Sobre el libro dijo Jorge Luis Borges: “[...] el libro es una extensión de la memoria y de la imaginación". Durante mi reciente viaje por tierras de Escocia, pude captar entre otras, esta escena: un anciano, de avanzada edad, al pie de un bello y calmado estanque, rodeado de frondosa y serena naturaleza, sentado en un banco solitario y sumergido en la lectura de un libro.

Nunca sabré cuáles fueron o son, si vive aún después de estos meses (la foto fue tomada en mayo), sus andanzas y correrías por esta vida, cuáles su fracasos y sus éxitos, cuáles sus incertidumbres y sus firmezas. Sin embargo, sé que vivió muchas: todas aquellas que los libros que leyó le brindaron.

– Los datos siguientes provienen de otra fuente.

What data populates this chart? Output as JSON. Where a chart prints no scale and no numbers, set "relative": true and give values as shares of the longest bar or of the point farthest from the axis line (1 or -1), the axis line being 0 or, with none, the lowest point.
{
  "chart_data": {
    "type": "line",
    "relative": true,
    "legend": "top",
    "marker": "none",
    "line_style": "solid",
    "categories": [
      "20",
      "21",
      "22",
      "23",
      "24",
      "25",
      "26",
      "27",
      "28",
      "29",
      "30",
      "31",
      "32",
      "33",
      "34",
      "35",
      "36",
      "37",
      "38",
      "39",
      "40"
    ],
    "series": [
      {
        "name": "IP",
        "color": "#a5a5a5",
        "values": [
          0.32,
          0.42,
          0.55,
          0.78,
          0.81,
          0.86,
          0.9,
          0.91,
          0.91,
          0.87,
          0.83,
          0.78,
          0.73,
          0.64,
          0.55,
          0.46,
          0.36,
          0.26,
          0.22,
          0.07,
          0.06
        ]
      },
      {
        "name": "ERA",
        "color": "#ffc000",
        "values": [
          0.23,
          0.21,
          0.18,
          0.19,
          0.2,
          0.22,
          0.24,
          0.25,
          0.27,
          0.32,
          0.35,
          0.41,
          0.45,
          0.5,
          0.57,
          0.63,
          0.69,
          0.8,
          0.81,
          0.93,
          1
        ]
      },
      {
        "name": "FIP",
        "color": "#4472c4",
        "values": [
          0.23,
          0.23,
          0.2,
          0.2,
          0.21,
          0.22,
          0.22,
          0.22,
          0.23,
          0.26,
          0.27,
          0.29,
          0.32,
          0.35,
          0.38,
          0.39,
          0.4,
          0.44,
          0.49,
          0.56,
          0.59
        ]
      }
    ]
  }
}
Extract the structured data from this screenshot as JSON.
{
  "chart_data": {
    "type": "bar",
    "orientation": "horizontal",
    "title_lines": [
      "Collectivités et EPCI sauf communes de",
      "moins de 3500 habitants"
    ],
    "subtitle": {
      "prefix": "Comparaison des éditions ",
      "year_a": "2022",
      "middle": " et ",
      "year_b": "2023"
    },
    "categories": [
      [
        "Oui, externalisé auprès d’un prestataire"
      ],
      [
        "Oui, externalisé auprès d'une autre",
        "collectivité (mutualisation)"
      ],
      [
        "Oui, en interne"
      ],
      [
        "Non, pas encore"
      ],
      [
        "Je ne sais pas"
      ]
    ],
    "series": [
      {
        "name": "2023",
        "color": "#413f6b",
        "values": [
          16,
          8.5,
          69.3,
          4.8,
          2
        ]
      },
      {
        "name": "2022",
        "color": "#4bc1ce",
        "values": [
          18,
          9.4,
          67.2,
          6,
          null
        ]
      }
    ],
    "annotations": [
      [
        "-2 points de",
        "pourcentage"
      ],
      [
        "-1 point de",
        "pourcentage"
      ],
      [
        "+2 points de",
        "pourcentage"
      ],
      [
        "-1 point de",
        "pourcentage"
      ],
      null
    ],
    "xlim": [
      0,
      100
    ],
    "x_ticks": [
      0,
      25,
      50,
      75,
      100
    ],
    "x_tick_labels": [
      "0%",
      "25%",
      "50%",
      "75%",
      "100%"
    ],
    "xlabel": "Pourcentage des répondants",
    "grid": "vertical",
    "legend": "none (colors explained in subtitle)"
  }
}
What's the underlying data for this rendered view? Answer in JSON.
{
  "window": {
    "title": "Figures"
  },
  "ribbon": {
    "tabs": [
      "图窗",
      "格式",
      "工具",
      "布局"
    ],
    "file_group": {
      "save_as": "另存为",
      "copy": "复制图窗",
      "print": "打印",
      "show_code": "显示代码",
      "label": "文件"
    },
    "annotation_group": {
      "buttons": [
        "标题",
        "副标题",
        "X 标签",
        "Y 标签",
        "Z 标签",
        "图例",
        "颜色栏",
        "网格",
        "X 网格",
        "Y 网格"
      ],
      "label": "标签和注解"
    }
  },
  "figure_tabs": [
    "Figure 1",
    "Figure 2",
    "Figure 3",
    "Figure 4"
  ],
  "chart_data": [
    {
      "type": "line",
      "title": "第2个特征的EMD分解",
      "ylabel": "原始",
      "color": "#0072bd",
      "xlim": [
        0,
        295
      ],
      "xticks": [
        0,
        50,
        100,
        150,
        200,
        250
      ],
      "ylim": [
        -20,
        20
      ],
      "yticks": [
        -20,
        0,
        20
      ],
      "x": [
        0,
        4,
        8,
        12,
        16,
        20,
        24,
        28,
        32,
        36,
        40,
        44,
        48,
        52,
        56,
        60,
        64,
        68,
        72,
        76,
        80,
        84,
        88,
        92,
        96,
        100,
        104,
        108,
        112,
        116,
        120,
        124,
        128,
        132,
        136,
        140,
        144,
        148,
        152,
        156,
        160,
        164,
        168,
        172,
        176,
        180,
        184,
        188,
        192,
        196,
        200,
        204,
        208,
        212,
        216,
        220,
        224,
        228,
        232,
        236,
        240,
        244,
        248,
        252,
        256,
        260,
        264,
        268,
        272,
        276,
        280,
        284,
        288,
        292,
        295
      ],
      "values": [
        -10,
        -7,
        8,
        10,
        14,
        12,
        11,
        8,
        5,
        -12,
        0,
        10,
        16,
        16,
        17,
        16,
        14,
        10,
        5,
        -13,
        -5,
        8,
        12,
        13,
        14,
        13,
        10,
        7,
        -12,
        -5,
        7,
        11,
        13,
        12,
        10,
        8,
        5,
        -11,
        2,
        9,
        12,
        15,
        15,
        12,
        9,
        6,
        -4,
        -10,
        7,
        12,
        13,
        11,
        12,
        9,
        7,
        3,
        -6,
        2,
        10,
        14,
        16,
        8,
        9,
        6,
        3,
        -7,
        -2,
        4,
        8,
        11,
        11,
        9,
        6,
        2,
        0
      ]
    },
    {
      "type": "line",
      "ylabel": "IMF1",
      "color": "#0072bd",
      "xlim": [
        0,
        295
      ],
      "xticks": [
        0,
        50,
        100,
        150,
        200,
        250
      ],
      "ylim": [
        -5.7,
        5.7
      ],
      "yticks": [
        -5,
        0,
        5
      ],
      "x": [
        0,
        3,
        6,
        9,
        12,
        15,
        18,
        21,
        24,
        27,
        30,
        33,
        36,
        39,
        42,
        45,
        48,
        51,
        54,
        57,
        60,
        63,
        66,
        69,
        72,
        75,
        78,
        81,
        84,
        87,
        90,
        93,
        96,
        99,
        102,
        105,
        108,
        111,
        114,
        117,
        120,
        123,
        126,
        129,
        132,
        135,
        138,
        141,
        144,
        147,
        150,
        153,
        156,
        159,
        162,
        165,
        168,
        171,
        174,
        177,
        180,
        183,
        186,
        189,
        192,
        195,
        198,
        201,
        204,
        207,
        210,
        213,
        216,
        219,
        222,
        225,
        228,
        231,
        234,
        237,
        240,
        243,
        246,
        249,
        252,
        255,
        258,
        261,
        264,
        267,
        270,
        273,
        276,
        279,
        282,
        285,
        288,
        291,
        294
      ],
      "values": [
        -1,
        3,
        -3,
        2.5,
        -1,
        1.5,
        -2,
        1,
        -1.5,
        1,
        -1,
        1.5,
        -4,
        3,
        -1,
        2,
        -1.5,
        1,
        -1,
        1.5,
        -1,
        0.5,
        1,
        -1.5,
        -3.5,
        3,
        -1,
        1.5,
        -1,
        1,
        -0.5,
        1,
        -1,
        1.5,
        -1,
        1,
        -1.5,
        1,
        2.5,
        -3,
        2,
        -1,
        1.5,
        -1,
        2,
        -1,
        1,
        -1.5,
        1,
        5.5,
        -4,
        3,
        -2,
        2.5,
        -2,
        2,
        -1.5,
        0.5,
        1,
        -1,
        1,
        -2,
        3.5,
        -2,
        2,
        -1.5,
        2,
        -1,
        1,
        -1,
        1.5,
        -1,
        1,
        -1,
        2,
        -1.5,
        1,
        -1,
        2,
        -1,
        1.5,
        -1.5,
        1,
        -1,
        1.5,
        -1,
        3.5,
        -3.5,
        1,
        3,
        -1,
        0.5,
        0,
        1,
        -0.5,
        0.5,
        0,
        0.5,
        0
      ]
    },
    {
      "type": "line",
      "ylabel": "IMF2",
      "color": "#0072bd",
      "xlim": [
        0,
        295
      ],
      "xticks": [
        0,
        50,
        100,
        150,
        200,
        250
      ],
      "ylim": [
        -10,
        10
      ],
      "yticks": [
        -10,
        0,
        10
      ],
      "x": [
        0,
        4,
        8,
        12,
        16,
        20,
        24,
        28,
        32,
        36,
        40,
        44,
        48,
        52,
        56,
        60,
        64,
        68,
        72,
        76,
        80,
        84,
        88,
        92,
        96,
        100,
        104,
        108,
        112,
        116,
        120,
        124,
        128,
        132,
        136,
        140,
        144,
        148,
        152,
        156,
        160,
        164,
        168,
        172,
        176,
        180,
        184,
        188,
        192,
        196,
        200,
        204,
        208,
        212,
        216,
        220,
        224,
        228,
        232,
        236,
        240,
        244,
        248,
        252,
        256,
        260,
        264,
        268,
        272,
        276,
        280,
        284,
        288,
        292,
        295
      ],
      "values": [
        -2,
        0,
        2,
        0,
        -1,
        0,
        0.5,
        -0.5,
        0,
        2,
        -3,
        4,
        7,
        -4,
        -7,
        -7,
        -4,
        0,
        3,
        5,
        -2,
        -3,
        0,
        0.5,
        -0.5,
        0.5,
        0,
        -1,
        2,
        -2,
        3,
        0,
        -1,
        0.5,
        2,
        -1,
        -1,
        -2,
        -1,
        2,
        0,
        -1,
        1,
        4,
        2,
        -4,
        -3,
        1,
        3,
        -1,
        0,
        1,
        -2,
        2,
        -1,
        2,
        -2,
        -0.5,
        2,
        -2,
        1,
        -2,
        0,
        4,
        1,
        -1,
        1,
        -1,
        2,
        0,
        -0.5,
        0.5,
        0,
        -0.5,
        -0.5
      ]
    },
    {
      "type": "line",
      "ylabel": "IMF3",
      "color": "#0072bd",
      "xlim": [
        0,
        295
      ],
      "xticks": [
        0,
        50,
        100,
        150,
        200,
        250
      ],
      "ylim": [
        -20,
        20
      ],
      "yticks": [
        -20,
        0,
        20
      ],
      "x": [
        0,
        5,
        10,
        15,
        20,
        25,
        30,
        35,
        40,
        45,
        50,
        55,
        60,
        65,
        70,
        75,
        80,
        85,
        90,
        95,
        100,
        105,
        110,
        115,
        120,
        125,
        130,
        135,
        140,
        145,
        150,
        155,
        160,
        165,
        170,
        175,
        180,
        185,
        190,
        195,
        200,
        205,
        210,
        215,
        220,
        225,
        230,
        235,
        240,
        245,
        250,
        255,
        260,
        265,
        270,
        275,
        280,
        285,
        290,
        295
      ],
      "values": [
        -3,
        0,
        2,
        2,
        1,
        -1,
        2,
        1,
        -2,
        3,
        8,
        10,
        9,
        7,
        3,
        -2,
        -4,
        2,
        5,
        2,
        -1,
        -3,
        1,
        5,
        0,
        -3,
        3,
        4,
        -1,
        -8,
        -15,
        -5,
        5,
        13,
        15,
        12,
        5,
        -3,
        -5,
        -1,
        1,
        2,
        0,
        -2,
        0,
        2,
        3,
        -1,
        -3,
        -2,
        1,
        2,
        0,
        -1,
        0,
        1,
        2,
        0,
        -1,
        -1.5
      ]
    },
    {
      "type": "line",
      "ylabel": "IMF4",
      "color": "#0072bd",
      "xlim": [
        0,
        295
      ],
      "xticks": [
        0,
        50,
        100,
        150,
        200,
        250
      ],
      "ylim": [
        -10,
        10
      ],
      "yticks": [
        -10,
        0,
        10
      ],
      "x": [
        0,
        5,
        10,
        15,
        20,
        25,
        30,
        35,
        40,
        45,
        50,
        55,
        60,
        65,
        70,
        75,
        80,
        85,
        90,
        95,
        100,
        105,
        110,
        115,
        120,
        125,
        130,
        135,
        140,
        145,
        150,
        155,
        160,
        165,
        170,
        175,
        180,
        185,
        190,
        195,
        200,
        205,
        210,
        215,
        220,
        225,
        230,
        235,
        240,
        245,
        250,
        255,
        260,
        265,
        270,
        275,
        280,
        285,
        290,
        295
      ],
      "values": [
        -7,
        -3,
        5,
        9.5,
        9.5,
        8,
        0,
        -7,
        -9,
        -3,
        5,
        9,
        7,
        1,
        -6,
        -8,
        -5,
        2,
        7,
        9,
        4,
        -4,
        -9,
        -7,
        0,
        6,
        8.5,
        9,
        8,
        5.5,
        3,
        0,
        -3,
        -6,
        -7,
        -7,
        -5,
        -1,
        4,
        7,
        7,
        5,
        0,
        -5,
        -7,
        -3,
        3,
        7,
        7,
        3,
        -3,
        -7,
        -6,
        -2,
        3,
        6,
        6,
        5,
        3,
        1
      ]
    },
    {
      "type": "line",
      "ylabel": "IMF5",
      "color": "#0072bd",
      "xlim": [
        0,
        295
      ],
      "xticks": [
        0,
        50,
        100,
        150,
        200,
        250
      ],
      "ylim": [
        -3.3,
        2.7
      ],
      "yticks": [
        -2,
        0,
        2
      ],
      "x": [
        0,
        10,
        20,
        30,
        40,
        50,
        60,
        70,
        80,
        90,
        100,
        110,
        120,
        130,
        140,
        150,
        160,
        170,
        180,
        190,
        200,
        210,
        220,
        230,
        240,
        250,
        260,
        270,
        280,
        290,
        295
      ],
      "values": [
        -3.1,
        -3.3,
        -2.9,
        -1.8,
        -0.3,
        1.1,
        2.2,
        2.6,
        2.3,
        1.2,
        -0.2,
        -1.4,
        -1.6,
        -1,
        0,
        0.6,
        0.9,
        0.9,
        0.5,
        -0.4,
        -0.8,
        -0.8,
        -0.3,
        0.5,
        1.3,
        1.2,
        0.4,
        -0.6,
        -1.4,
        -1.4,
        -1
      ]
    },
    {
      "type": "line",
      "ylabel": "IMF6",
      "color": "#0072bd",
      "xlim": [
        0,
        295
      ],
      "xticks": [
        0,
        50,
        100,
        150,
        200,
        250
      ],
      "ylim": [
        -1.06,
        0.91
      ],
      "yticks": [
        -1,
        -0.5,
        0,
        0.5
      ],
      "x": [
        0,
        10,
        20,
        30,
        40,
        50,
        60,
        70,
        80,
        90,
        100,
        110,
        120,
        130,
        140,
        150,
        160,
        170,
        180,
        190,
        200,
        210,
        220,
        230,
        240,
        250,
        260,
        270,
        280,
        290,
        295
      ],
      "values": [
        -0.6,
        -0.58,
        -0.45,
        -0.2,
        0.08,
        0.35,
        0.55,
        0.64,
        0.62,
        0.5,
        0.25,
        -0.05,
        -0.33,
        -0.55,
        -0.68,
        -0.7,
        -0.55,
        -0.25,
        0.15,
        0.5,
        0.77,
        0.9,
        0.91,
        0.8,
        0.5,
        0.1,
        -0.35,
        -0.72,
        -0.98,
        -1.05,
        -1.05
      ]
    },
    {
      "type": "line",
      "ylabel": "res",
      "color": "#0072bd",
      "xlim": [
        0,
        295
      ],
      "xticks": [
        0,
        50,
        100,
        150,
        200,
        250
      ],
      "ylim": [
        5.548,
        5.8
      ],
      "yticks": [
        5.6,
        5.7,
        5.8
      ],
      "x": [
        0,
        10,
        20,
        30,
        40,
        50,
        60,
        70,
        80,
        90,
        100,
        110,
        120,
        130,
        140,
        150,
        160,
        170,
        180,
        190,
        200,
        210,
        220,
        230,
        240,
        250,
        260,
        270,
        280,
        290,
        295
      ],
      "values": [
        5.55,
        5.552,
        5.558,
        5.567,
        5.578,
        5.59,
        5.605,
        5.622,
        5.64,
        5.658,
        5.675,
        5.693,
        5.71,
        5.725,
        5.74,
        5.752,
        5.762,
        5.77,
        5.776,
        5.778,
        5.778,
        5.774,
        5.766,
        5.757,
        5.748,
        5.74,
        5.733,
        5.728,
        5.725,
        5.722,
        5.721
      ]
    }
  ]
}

Acaso la lectura sea la única manera de vivir más de una existencia, porque un libro, al ser abierto (lo cual implica voluntad y anuencia a partes iguales por parte del lector y del autor), entra en una dinámica de recíproco enriquecimiento con quien lo abre. Borges dijo también que "El libro puede estar lleno de erratas, podemos no estar de acuerdo con las opiniones del autor, pero todavía conserva algo sagrado, algo divino, no con respeto supersticioso, pero sí con el deseo de encontrar felicidad, de encontrar sabiduría".

Yo me jactaré, también como Borges, no de los libros que he escrito (escasos, dicho sea de paso), sino de los que he leído. Ellos me han proporcionado una clase de felicidad que es imposible de encontrar en otros objetos o en otros sujetos. A través de los libros he compartido la épica de los aventureros, la lírica de los eternos aspirantes a hombres de acción, la ternura de los gestos más generosos y la dureza de los actos más abyectos. Y durante ese tiempo, muchas veces y por muchas razones interrumpido, en que el libro ha estado en mis manos y ante mis ojos, he vivido esas acciones y he interiorizado esas palabras de un modo que he podido fácilmente confundir el universo del libro con la esfera del sueño o con este mundo que percibimos y que llamamos realidad.

En esta imagen brilla la vida en dos de sus facetas, no menos real una que la otra, como los dos rostros del dios Jano, tornando aquella tarde en Milngavie en sereno fragmento de nostalgia.